As an example, epileptics who use medical marijuana often have very few seizures; some have none. Cannabis for pain relief is now widely accepted by the medical community and that has changed the perception of marijuana as a dangerous drug.

Mort said that the length of time marijuana stays in a person’s bloodstream depends on how often the individual consumes the drug, how much is used at a time and body fat.

Drug testing in both the public and the private sectors continues to persist. Mort surmised that it is largely due to an employer’s personal objection to drug use, specifically cannabis use.

Can an employee in New York be fired for testing positive for cannabis? While there is no caselaw yet, Mort ventures the answer is probably no.

The New York Legal Activities Law Section of Labor Law prohibits employers from discriminating against employees because of their lawful off duty recreational activities.

Exceptions

Christopher J. Harrigan (Barclay Damon) clarified that there are some exceptions to the MRTA.

Employers can continue to take disciplinary action against employees who engage in off duty cannabis use where:

The employer’s actions were required by state or federal statute, regulation, ordinance or other state/federal governmental mandate; or the employer’s actions would require such employer to commit any act that would cause the employer to be in violation of federal law or would result in the loss of a federal contract or federal funding.

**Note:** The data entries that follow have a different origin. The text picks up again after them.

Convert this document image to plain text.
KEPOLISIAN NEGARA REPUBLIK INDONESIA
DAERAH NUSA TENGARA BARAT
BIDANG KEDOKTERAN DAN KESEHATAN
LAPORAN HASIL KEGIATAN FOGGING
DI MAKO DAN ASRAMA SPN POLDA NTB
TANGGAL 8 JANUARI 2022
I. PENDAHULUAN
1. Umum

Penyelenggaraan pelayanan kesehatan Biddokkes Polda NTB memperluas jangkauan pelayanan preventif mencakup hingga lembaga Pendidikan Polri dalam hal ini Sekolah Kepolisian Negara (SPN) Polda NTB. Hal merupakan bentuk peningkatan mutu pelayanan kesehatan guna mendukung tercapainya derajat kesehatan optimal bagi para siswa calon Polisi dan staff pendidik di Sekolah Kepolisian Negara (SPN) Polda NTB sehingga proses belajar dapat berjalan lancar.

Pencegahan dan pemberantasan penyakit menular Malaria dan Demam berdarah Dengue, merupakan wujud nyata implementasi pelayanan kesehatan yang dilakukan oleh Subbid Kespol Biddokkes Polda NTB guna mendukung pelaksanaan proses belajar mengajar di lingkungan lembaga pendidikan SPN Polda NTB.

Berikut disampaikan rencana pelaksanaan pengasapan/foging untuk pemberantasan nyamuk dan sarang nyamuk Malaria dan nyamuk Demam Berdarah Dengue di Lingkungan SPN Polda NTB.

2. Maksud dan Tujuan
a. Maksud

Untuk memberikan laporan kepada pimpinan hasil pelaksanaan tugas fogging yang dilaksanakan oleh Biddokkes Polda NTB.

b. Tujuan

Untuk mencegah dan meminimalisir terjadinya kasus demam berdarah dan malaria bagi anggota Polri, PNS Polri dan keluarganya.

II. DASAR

An example is a truck driver, due to interstate commerce and federal regulations, where testing is required and where discipline and discharge may also be required in the event of a positive test for THC.

“It is important to note that these limited federal safe harbors do not allow employers to discriminate against legal cannabis users solely because cannabis remains illegal under federal law,” Harrigan said.

Harrigan cautions employers who want to maintain a drug free workplace and plan to discipline and discharge in the events of recreational use that “That’s not going to work in New York anymore. You cannot rely solely on the fact that it’s illegal under federal law. That doesn’t fly anymore.”

Legally mandated drug testing for marijuana can continue under Department of Transportation, Department of Defense or nuclear regulatory positions.

What To Look For

Harrigan noted that the MRTA does not define “specific articulable symptoms.

Objective observations such as cannabis odor, bloodshot eyes, poor coordination, slow responses, “the hallmarks of being high” will likely constitute such “specific articulable symptoms.”  It remains to be seen whether New York issues guidance or further rules/regulations to confirm this standard.

Harrigan developed a reasonable suspicion checklist to ascertain symptoms. It includes a series of questions that can get the impaired to admit to being high or where there’s enough of a record that the employer can discipline and discharge the employee without fear of being in violation of the recreational activities law. Mort noted that bloodshot eyes could be the result of dust in the air.

An upcoming challenge, Harrigan said, is that marijuana comes in multiple forms now, such as gummies or chocolates.